Definitely wall sits. Try to get up to ~2minutes, then just keep adding time. I think I was up to around 6-8 minutes when I was sailing back in school.


----------



## ThredJack (Mar 18, 2014)

cav0011 said:


> So i do T25, its excellent for snowboarding fitness (not as good a something purely dedicated to it) anyhow there are tons of body wieght squats and lunges, squats where you stay low for long periods of time, jumping, rotations etc.
> 
> The workouts are hard on your calves and dont do a ton for the upper body (really only 1.5x a week) however they really focus on the lower body and cardio. If you are crunched for time it is a solid plan.


Sounds good! My main goal right now is to lose weight, and build my stamina. Plus, I hate working out, so the quicker it's over the better. Hence why I got T25.

I will take the wall sits into account though. Maybe not now, but once I get used to T25 kicking my ass.:laugh:

As for things to add for my core.... would yoga be good?


----------



## Patrick1229 (Jan 3, 2014)

ThredJack said:


> Sounds good! My main goal right now is to lose weight, and build my stamina. Plus, I hate working out, so the quicker it's over the better. Hence why I got T25.
> 
> I will take the wall sits into account though. Maybe not now, but once I get used to T25 kicking my ass.:laugh:
> 
> As for things to add for my core.... would yoga be good?



Dude im suprised no one mentioned yoga till now. Yoga might be more important than any other thing you do when it comes to boarding. Yoga is strength and flexibility. Add that to a good 3 - 4 day a week strength and cardio program, and youll become so much more durable. If you wipe, youll take it much easier. Yoga 1x a week is going to help out bigtime. 

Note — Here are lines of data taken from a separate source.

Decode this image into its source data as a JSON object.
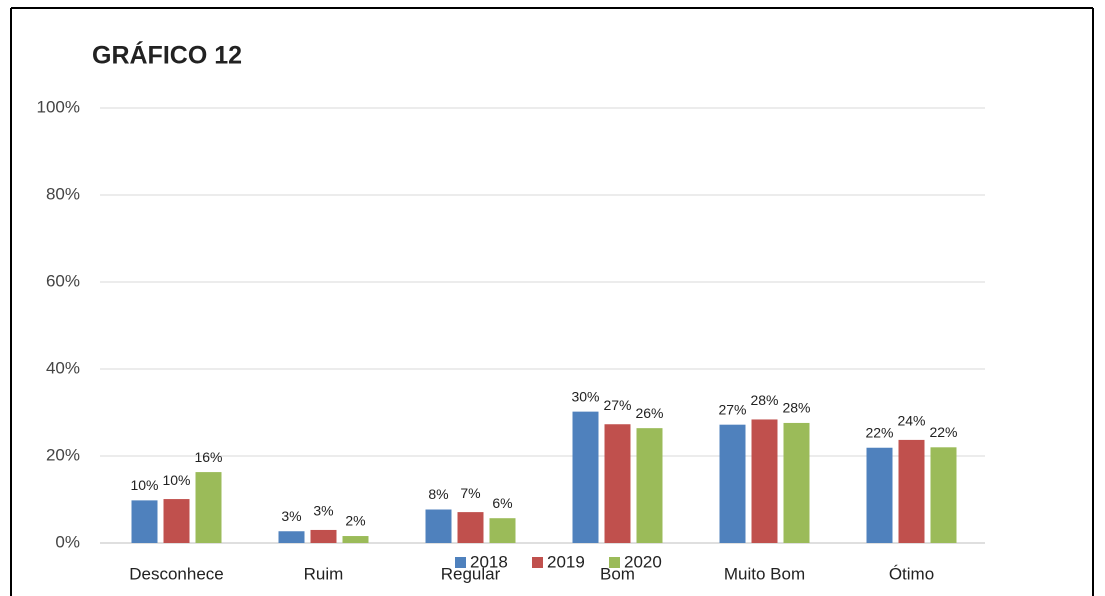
{
  "chart_data": {
    "type": "bar",
    "title": "GRÁFICO 12",
    "categories": [
      "Desconhece",
      "Ruim",
      "Regular",
      "Bom",
      "Muito Bom",
      "Ótimo"
    ],
    "series": [
      {
        "name": "2018",
        "color": "#4f81bd",
        "values": [
          9.8,
          2.7,
          7.7,
          30.2,
          27.2,
          21.9
        ],
        "value_labels": [
          "10%",
          "3%",
          "8%",
          "30%",
          "27%",
          "22%"
        ]
      },
      {
        "name": "2019",
        "color": "#c0504d",
        "values": [
          10.1,
          3.0,
          7.1,
          27.3,
          28.4,
          23.7
        ],
        "value_labels": [
          "10%",
          "3%",
          "7%",
          "27%",
          "28%",
          "24%"
        ]
      },
      {
        "name": "2020",
        "color": "#9bbb59",
        "values": [
          16.3,
          1.6,
          5.7,
          26.4,
          27.6,
          22.0
        ],
        "value_labels": [
          "16%",
          "2%",
          "6%",
          "26%",
          "28%",
          "22%"
        ]
      }
    ],
    "ylim": [
      0,
      100
    ],
    "yticks": [
      {
        "value": 0,
        "label": "0%"
      },
      {
        "value": 20,
        "label": "20%"
      },
      {
        "value": 40,
        "label": "40%"
      },
      {
        "value": 60,
        "label": "60%"
      },
      {
        "value": 80,
        "label": "80%"
      },
      {
        "value": 100,
        "label": "100%"
      }
    ],
    "grid": true,
    "legend": "bottom"
  }
}
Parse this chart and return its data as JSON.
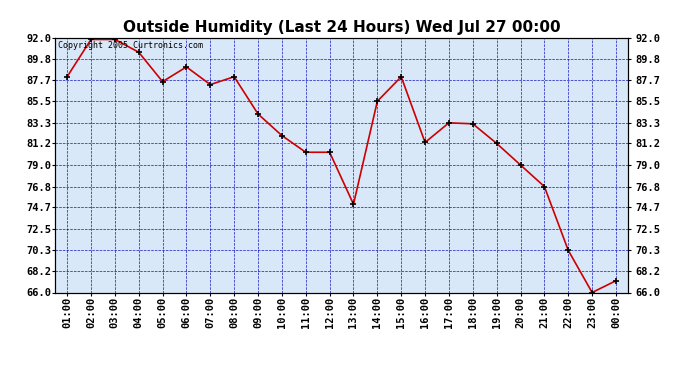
{
  "title": "Outside Humidity (Last 24 Hours) Wed Jul 27 00:00",
  "copyright": "Copyright 2005 Curtronics.com",
  "x_labels": [
    "01:00",
    "02:00",
    "03:00",
    "04:00",
    "05:00",
    "06:00",
    "07:00",
    "08:00",
    "09:00",
    "10:00",
    "11:00",
    "12:00",
    "13:00",
    "14:00",
    "15:00",
    "16:00",
    "17:00",
    "18:00",
    "19:00",
    "20:00",
    "21:00",
    "22:00",
    "23:00",
    "00:00"
  ],
  "y_values": [
    88.0,
    91.8,
    91.8,
    90.5,
    87.5,
    89.0,
    87.2,
    88.0,
    84.2,
    82.0,
    80.3,
    80.3,
    75.0,
    85.5,
    88.0,
    81.3,
    83.3,
    83.2,
    81.2,
    79.0,
    76.8,
    70.3,
    66.0,
    67.2
  ],
  "ylim_min": 66.0,
  "ylim_max": 92.0,
  "yticks": [
    66.0,
    68.2,
    70.3,
    72.5,
    74.7,
    76.8,
    79.0,
    81.2,
    83.3,
    85.5,
    87.7,
    89.8,
    92.0
  ],
  "line_color": "#cc0000",
  "marker_color": "#000000",
  "bg_color": "#ffffff",
  "plot_bg": "#d8e8f8",
  "grid_color": "#0000bb",
  "title_fontsize": 11,
  "tick_fontsize": 7.5
}
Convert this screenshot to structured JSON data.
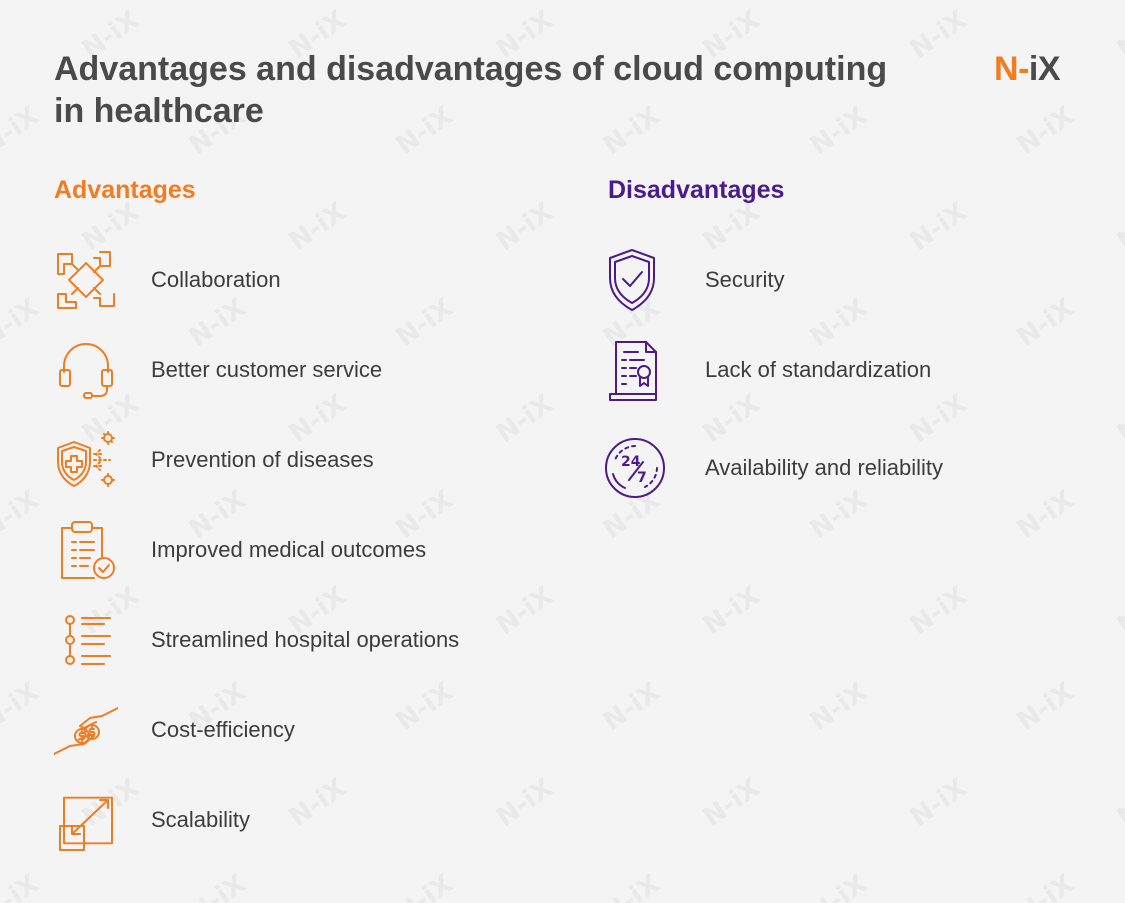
{
  "title": "Advantages and disadvantages of cloud computing in healthcare",
  "logo": {
    "n": "N",
    "dash": "-",
    "ix": "iX",
    "watermark": "N-iX"
  },
  "colors": {
    "orange": "#f47b20",
    "purple": "#4b1a8c",
    "text": "#3c3c3c",
    "title": "#4a4a4a"
  },
  "advantages": {
    "heading": "Advantages",
    "items": [
      {
        "label": "Collaboration",
        "icon": "collaboration-hands-icon"
      },
      {
        "label": "Better customer service",
        "icon": "headset-icon"
      },
      {
        "label": "Prevention of diseases",
        "icon": "shield-medical-icon"
      },
      {
        "label": "Improved medical outcomes",
        "icon": "clipboard-check-icon"
      },
      {
        "label": "Streamlined hospital operations",
        "icon": "process-list-icon"
      },
      {
        "label": "Cost-efficiency",
        "icon": "hands-coins-icon"
      },
      {
        "label": "Scalability",
        "icon": "scale-resize-icon"
      }
    ]
  },
  "disadvantages": {
    "heading": "Disadvantages",
    "items": [
      {
        "label": "Security",
        "icon": "shield-check-icon"
      },
      {
        "label": "Lack of standardization",
        "icon": "certificate-document-icon"
      },
      {
        "label": "Availability and reliability",
        "icon": "clock-24-7-icon"
      }
    ]
  }
}
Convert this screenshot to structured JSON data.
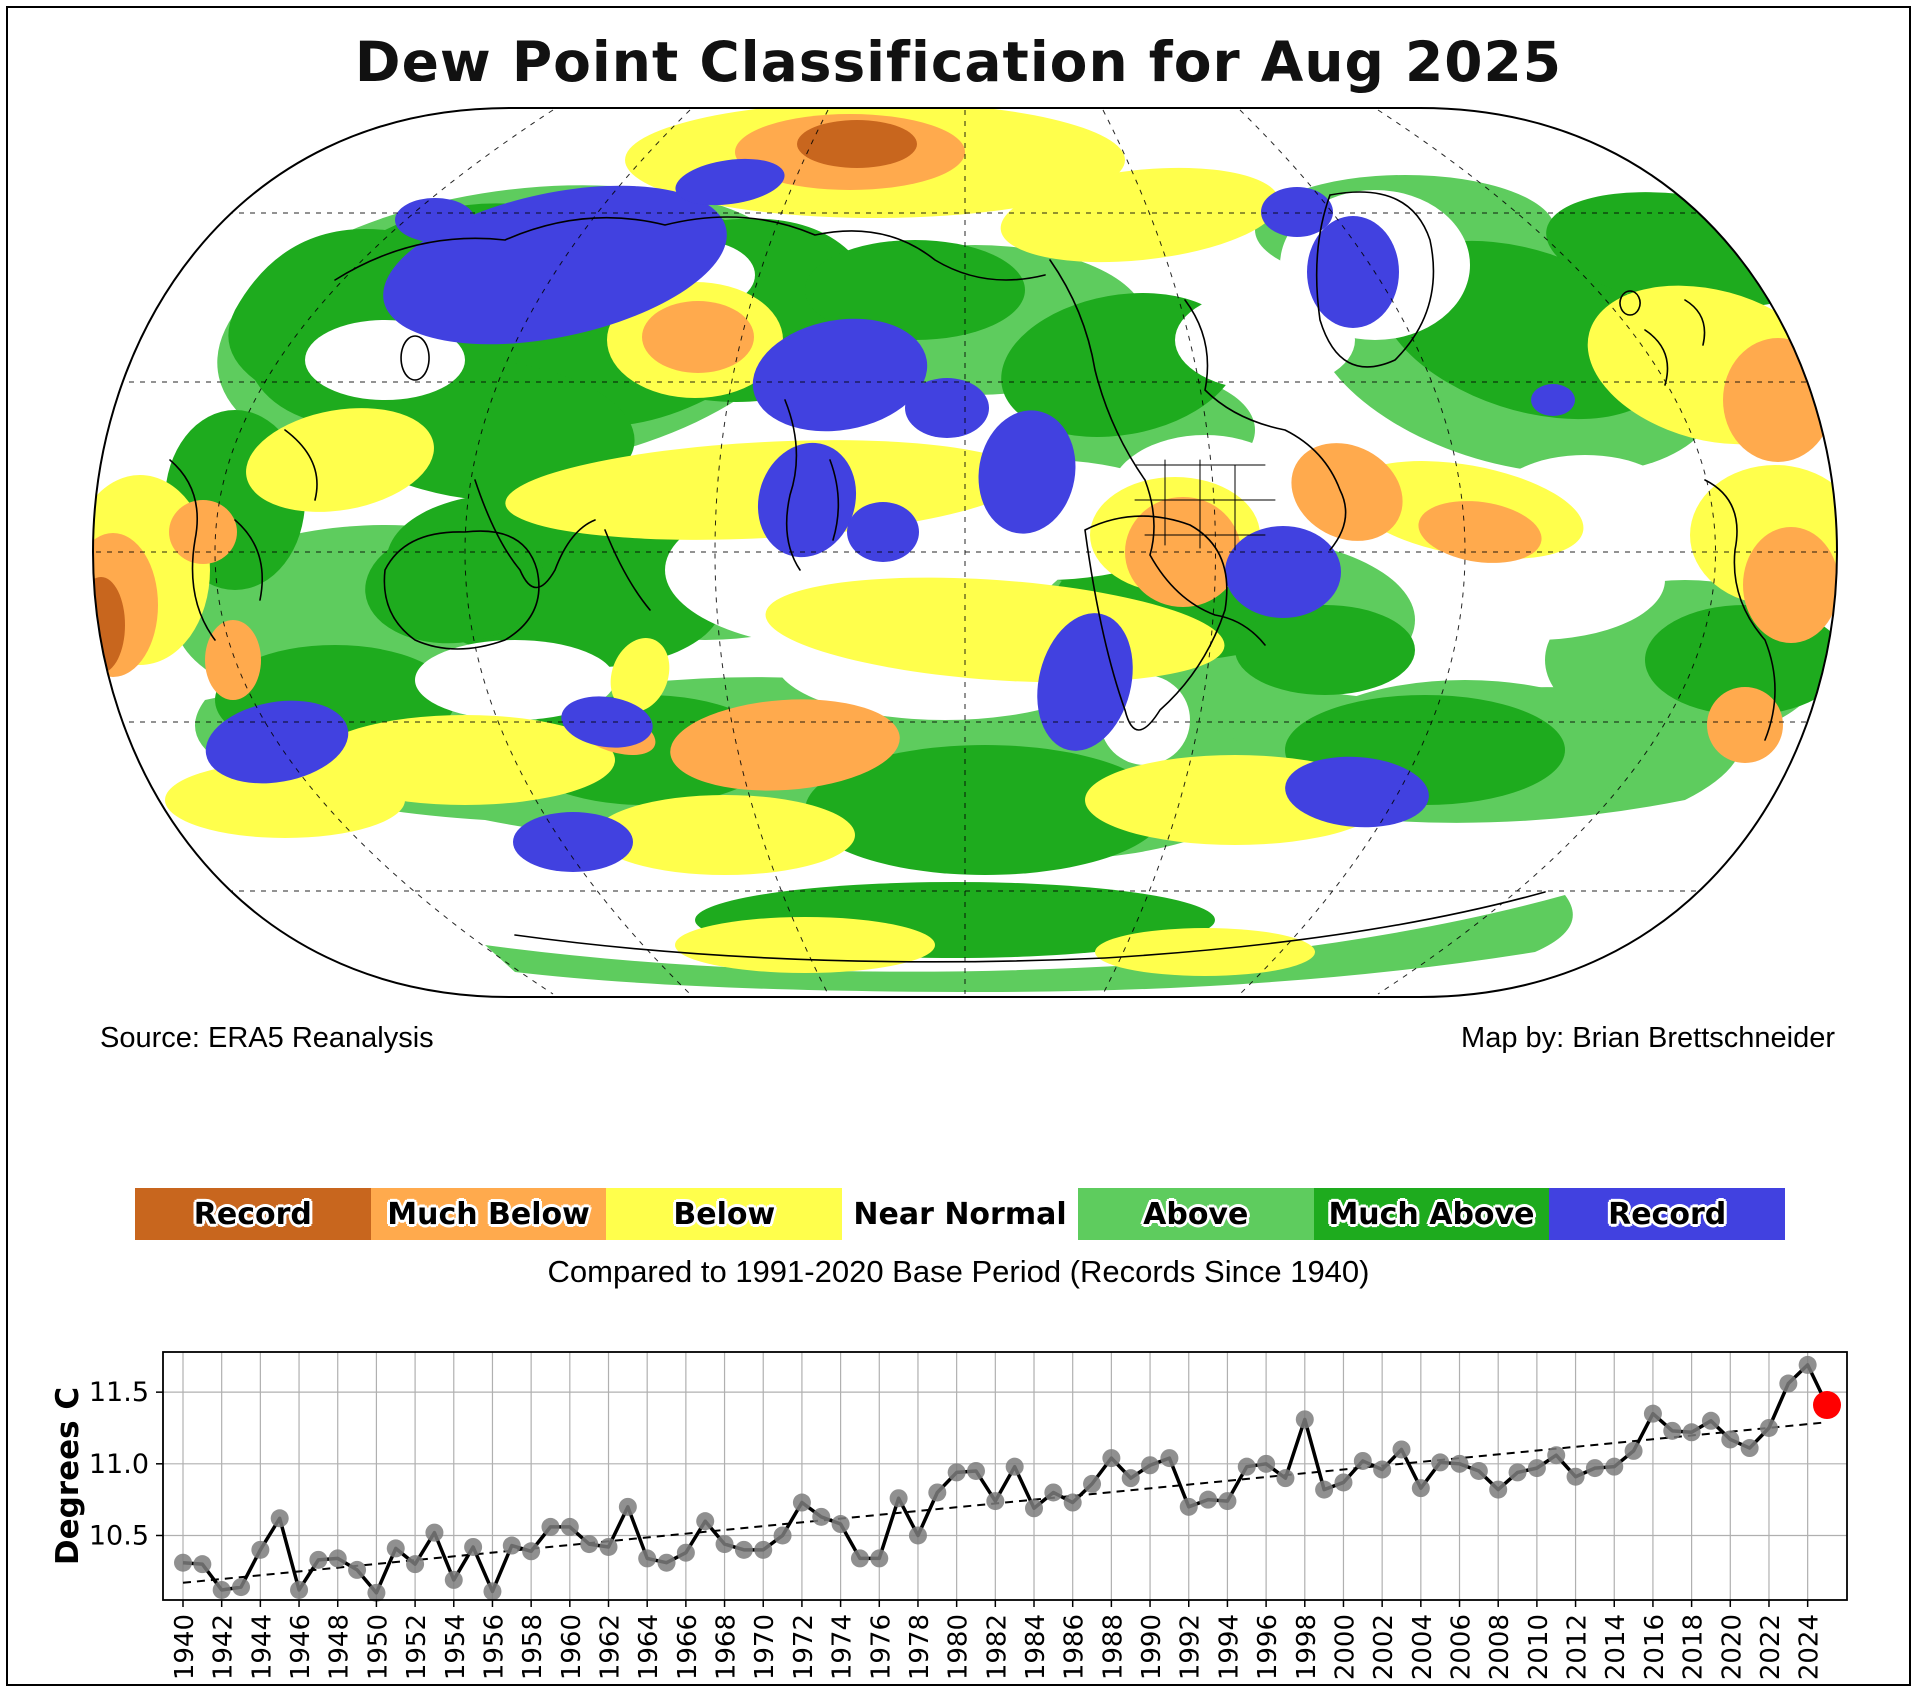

Problem is, yoga takes forever lol. 

+1 on the plyometrics. 

Also do a lot of pull ups, wide grip reverse grip close grip, pull ups will make you strong.


----------



## twowheeled (Jan 1, 2014)

yea, yoga is tough but real good for stretching out after a few days of riding too. And if you do it regularly it will help your flexibility tons. Problem is you look so gay doing it.


----------



## ThredJack (Mar 18, 2014)

Patrick1229 said:


> Dude im suprised no one mentioned yoga till now. Yoga might be more important than any other thing you do when it comes to boarding. Yoga is strength and flexibility. Add that to a good 3 - 4 day a week strength and cardio program, and youll become so much more durable. If you wipe, youll take it much easier. Yoga 1x a week is going to help out bigtime.
> 
> Problem is, yoga takes forever lol.
> 
> ...


I've actually never done a pull up in my life. I've TRIED, many times, but never actually got more than one half assed would insult to pull ups to call that a pull up.:laugh: I always found it odd, I'm not, by any means, the strongest guy in the world but I'm no weakling either.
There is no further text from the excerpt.